That is the sort of dark humor at stake, and not to ruin it for you, but the cat gets it anyway. At least, that's where the story starts. Donny (George Sanchez) and Davey (Andrew Larimer) have a dead cat on their hands, and someone is going to have to tell Danny's pathologically violent son Padraic (Pete McElligott) that his furry friend, likely the only creature he truly cares about, is gone. It's not news one would want to have to break to a vigilante (or guerilla or terrorist, depending on your point of view).
As both a cat fanatic and a regular fanatic, Padraic is the namesake Lieutenant of Inishmore in Irish playwright Martin McDonagh's award-winning comedy. The bipolar farce reels back and forth from menacing cruelty to the sweet devotion of a committed pet lover. Ultimately, however, the absurdity is not about harming defenseless animals but a challenging question about how people come to accept violence at any level, from a source of humor to a justifiable means to an end.
The NOLA Project and Southern Rep have joined forces to stage Martin McDonagh's odd play, which is gratuitously violent, suspenseful and deep. Especially with the addition of sophisticated stage effects, it's an invigorating evening of both ambitious and rewarding theater.
Padraic and some of his former cohorts-turned-rivals are do-it-yourself terrorists who are, in theory, bent on driving the British out of Northern Ireland, but in reality spend so much time dispensing personal vengeance that they've lost all of their bearings. The context is clearly about Irish political groups that embraced such a militant approach to the guerilla campaign that they bombed pubs and public places, regardless of what harm might be done to innocent bystanders. The psychopath at the center of the action, Padraic, is too crazed and violent for even the groups that have taken the by-any-means-necessary approach. So he's formed his own splinter group, if one person can call himself a group. That reinforces the point of an individual conflating his own whims with a grand cause. He further breaks everything down into simple oppositions: everything is essentially pro-Irish or pro-British, pro-Catholic or pro-British, pro-Padraic or pro-British. You're either with him or against him. The only streak of compassion in Padraic's soul is his love for his cat Wee Thomas, but he's militant about that, too.
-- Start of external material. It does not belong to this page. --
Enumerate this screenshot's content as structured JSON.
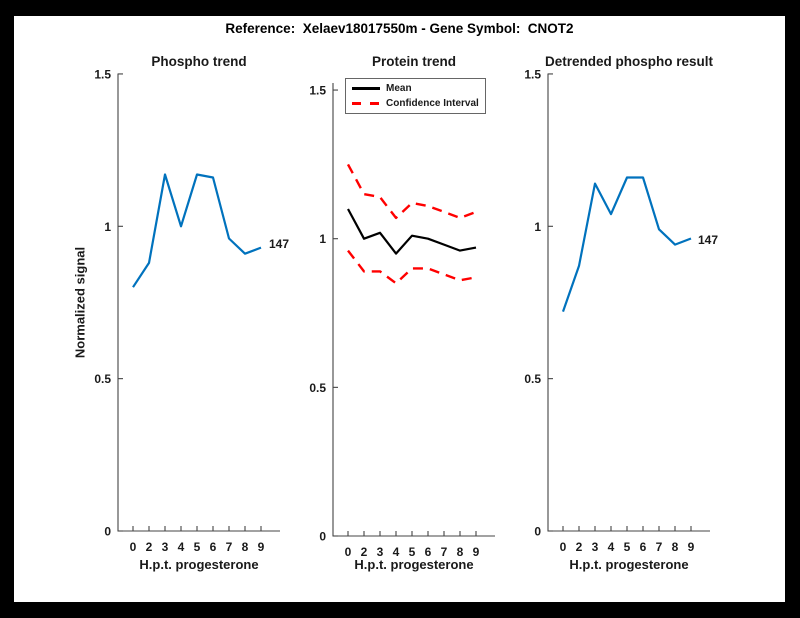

Donny and Davey try to break the news to Padraic slowly by inventing a story that the cat is just sick, but that only forces him to put aside his random terror campaign and return home to care for Wee Thomas. Donny and Davey quickly try to cover up their lie with another one. Getting to the bottom of the animal's demise and the responsible parties gets complicated, especially because just about everybody on stage feels entitled to dispense their own brand of hair-trigger justice for crimes great and small, actual offenses and perceived slights.
The cast is solid throughout. McElligott instills Padraic with a sustained fury and wit. Sanchez and Larimer cower and wheedle about ineffectually yet sympathetically. Dane Rhodes has an appropriately dry sense of humor for Christy's shrewd but bungled mission. Kathlyn Tarwater does a nice job as the mercurial tomboy Mairead. James Bartelle is quite impressive playing almost his entire appearance hanging upside down. At times, the Irish brogue is a bit too thick.
Sean Creel's set makes effective use of the odd configuration at Southern Rep. But one of the more stunning technical achievements is the steady flow of blood in the staging. The Broadway run of the play reportedly used six gallons of fake blood per night. This production can't be using much less.
The violence in the play is intriguing because of the way McDonagh runs the gamut from employing it for humorous to horrific effects. At first it's discomforting to watch a man hung upside down and being tortured, but the next minute, one is laughing at the tormentor saying, "Hang on a minute," while he answers the phone. It's not particularly difficult to know when the use of violence is wrong, but it's not as easy to figure out how it becomes funny, acceptable or even desirable as a form of justice. At what point is complicity reached? It's a fiendishly clever device that McDonagh wields, and in this production, it's deadly accurate.